Givens again lasted only two-thirds of an inning and was charged with five runs and four hits. He surrendered a leadoff home run to J.B. Shuck in the fourth and a three-run shot to Josh Bell with two outs in the Orioles' 10-4 loss to the Pirates at Ed Smith Stadium.
A spring ERA of 40.50 was met with a shrug from Hyde as he stood outside the baseball operations facility.
"I thought he threw more off-speed today, which was a good thing," Hyde said after the Orioles fell to 6-4-2. "I still think he's getting a feel. It's early spring training, still getting a feel for his pitches. Just mislocated a few times and they hurt him.
"He's trying to go in to Bell there and just left it in the middle, and he hit a home run to center field. I think he's working on his secondary stuff and his fastball command's not there yet."

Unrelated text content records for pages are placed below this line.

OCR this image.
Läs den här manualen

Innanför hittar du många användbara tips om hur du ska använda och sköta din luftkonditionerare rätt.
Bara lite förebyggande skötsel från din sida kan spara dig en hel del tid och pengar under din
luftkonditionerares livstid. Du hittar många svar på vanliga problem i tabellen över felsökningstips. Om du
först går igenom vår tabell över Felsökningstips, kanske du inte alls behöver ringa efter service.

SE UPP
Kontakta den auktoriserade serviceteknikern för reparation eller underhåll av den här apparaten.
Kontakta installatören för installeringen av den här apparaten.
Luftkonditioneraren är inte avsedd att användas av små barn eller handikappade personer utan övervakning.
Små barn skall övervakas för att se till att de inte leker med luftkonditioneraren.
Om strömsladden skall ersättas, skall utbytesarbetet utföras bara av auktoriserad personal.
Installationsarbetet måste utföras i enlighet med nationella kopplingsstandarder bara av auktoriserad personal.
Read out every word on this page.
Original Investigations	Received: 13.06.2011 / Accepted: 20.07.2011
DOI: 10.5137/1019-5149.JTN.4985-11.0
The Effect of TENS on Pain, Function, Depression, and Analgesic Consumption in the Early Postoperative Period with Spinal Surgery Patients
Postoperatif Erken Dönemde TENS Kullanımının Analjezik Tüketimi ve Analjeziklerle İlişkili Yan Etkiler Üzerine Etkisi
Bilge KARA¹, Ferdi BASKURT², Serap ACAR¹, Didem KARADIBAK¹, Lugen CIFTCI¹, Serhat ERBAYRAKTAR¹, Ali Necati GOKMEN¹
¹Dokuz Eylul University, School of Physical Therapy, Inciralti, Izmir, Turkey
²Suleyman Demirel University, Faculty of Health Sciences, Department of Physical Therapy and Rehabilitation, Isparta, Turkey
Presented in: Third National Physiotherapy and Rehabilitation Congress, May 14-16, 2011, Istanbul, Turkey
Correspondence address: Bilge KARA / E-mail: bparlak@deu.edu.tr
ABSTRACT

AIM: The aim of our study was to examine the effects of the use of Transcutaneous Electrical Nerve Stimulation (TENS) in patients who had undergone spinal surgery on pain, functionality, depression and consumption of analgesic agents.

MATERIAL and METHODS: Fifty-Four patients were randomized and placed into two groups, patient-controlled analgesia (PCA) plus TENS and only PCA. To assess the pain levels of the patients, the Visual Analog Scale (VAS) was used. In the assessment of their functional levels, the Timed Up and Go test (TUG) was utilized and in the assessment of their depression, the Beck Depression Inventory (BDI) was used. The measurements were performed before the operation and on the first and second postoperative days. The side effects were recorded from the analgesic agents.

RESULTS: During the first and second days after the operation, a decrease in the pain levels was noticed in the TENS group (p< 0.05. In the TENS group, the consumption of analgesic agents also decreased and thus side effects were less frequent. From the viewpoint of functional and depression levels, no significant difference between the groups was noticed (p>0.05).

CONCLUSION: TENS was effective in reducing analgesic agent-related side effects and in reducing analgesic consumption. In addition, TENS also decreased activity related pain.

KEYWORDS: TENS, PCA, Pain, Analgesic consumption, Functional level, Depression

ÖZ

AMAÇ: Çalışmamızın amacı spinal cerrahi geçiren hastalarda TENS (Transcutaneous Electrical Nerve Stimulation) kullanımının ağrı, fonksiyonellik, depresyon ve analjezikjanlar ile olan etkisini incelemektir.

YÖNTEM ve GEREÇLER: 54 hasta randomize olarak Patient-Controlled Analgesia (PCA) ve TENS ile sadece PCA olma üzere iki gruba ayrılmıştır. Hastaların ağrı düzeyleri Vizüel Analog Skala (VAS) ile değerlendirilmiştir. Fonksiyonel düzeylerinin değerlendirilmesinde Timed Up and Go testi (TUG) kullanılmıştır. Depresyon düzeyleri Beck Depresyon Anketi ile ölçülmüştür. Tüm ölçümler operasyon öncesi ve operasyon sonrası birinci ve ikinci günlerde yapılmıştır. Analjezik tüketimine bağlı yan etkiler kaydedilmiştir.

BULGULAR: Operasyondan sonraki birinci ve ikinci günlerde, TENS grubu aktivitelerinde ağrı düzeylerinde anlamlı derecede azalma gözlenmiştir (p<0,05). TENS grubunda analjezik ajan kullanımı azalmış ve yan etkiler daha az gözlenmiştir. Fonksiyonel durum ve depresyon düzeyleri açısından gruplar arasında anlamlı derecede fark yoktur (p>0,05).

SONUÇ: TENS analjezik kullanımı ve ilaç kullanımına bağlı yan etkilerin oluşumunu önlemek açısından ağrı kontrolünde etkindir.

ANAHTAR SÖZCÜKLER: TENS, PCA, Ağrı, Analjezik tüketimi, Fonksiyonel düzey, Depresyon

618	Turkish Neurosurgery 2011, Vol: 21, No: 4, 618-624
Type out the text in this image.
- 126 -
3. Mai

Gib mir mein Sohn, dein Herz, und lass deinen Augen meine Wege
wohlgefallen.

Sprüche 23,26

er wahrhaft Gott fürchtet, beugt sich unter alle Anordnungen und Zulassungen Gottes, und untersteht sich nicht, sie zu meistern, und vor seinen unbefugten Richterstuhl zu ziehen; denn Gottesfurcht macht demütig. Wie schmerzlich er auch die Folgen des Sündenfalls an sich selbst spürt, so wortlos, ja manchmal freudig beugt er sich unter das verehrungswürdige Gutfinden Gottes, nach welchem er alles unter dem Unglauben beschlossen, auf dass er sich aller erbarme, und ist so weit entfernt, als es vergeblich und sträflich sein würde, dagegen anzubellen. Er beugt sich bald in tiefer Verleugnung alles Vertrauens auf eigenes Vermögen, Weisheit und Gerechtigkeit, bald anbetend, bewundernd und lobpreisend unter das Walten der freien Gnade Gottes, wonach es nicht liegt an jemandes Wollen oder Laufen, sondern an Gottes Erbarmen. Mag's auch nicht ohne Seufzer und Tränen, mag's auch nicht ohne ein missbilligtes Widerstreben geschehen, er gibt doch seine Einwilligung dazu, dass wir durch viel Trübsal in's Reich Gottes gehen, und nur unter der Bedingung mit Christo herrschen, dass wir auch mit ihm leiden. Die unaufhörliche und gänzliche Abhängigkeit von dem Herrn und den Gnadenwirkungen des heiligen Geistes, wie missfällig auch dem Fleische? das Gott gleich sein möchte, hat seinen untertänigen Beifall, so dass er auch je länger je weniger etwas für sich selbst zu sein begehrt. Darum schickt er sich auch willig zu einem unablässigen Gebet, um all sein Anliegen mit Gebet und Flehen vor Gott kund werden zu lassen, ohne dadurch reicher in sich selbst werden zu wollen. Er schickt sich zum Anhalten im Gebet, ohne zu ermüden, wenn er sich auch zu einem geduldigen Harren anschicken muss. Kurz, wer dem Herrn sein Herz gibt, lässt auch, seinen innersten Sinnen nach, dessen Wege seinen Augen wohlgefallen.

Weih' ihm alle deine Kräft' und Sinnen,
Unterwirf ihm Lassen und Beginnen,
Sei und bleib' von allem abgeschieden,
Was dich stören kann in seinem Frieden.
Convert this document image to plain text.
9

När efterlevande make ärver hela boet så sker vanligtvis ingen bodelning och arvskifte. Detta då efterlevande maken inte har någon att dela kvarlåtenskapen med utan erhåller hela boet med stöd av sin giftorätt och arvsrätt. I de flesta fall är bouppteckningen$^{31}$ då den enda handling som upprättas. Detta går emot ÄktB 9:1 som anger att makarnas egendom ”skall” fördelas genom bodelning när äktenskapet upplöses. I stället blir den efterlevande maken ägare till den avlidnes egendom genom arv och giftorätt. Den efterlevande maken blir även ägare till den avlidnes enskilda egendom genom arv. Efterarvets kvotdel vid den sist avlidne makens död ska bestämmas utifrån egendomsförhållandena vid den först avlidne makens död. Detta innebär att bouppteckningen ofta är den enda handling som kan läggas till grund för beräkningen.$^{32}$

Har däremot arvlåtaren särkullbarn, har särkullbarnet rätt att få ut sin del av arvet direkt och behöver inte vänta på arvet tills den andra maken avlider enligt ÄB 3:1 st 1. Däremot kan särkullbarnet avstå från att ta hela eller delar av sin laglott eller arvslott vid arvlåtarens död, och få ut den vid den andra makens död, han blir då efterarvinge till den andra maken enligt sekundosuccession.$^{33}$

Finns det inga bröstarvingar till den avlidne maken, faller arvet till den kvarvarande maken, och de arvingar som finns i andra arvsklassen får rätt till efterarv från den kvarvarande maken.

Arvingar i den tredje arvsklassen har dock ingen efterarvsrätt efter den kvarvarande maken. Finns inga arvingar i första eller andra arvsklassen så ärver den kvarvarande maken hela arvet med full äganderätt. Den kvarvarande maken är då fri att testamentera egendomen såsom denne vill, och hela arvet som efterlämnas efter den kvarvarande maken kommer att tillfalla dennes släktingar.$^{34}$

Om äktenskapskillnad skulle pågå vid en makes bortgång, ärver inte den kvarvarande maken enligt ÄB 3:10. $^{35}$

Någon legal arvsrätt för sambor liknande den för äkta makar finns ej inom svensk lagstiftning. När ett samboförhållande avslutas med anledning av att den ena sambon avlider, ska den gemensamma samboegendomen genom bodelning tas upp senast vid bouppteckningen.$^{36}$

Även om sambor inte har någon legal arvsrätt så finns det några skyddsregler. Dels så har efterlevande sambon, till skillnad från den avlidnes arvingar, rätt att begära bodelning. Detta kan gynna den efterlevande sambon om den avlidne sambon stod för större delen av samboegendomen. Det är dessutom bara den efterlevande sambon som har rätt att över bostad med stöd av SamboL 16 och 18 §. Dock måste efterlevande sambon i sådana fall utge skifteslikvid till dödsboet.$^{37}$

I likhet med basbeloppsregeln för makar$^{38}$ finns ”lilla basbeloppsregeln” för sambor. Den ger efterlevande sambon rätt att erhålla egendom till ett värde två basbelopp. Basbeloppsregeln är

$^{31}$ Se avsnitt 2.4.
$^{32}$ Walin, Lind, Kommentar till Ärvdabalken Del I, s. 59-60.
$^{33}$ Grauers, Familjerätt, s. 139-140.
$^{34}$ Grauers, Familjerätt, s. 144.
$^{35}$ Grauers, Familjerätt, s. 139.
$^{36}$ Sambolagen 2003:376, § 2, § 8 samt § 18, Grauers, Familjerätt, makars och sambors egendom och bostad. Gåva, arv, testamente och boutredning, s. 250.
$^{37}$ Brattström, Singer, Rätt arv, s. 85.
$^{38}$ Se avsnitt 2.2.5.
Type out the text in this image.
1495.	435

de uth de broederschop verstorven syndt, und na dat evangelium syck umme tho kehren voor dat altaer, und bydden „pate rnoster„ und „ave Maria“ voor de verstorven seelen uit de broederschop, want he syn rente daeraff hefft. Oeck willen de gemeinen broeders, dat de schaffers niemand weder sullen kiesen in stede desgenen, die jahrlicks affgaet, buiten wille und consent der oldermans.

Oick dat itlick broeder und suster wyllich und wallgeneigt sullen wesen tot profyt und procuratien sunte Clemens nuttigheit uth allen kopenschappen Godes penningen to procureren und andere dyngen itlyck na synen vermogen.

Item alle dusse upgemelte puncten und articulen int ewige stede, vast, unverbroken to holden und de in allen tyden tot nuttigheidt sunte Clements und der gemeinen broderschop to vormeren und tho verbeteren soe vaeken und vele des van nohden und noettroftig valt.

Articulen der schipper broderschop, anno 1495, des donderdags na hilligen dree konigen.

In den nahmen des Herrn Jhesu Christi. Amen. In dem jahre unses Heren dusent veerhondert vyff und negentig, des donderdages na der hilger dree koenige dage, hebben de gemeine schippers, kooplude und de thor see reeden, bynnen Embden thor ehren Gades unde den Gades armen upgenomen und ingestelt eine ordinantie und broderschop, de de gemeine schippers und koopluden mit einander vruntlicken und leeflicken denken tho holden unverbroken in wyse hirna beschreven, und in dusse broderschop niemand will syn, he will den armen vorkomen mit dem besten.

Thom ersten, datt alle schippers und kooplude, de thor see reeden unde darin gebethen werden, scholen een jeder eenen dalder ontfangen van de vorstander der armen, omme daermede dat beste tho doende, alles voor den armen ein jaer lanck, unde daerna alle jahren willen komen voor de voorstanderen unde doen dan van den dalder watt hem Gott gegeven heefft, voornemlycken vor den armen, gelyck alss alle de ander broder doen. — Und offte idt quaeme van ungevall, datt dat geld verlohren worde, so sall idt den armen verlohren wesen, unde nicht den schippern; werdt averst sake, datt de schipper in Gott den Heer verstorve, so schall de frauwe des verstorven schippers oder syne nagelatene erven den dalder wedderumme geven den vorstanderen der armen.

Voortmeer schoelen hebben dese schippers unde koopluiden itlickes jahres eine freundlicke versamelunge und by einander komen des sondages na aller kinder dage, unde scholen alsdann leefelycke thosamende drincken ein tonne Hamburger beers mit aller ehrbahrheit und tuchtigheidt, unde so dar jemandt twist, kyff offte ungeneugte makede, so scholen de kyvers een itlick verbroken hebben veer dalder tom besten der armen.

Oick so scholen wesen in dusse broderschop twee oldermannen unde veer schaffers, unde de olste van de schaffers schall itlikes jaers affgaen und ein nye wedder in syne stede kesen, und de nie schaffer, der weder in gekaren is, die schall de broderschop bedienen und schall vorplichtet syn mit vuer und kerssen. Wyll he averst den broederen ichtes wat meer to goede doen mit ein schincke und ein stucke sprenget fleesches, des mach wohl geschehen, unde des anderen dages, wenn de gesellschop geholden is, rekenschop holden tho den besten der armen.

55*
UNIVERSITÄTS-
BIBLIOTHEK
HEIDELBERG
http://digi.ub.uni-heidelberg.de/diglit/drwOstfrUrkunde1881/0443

Givens has appeared in only two Grapefruit League games, but Hyde defended the light workload by pointing out that the right-hander also has thrown outside of the stadium.
"He hasn't been slow-played in the fact that he's been pitching on the back fields," Hyde said. "I feel like his usage is going to ramp up as we go along. We sat down with him and kind of told him what our thoughts are, collaborated with him on when he's going to throw.
"I just think it's still really early. He doesn't have the feel that he wants to yet, so he's in early spring training form right now."
Josh Lucas was charged with three runs in the ninth - Jay Flaa let an inherited runner score - to push the Pirates' total to 10 and put the game out of reach. Carlos Pérez and Jack Reinheimer hit solo home runs in the seventh to make it interesting - as far as spring training games are concerned.
Alex Cobb allowed one run and two hits in three innings and increased his pitch count from 23 to 43 in his second outing. His breaking ball was sharper and he appeared more comfortable than in his debut, which lasted only two-thirds of an inning.
"I thought Cobb, really good curveballs today," Hyde said. "I felt like he had more life on his fastball than his last time out. Threw a bunch of really good curveballs. That was his go-to pitch today and it was effective. That was really positive.
"Threw the change-split that he has, threw a couple good ones, also. I thought it was a better outing than last time, for sure. He had better stuff."
Karns retired the side in order in the fourth and registered a strikeout in his return from a brief shutdown period.
"Got through the inning. Thought his stuff was OK, but we're going to ramp him up, probably, see how he comes off tomorrow, see how he feels tomorrow," Hyde said.
"I don't think he had his best fastball. I think he'd admit to that. So we'll see how he comes back tomorrow."
Evan Phillips allowed a hit and struck out a batter in a scoreless sixth. Josh Rogers covered the next two innings and served up Kevin Kramer's leadoff homer in the seventh.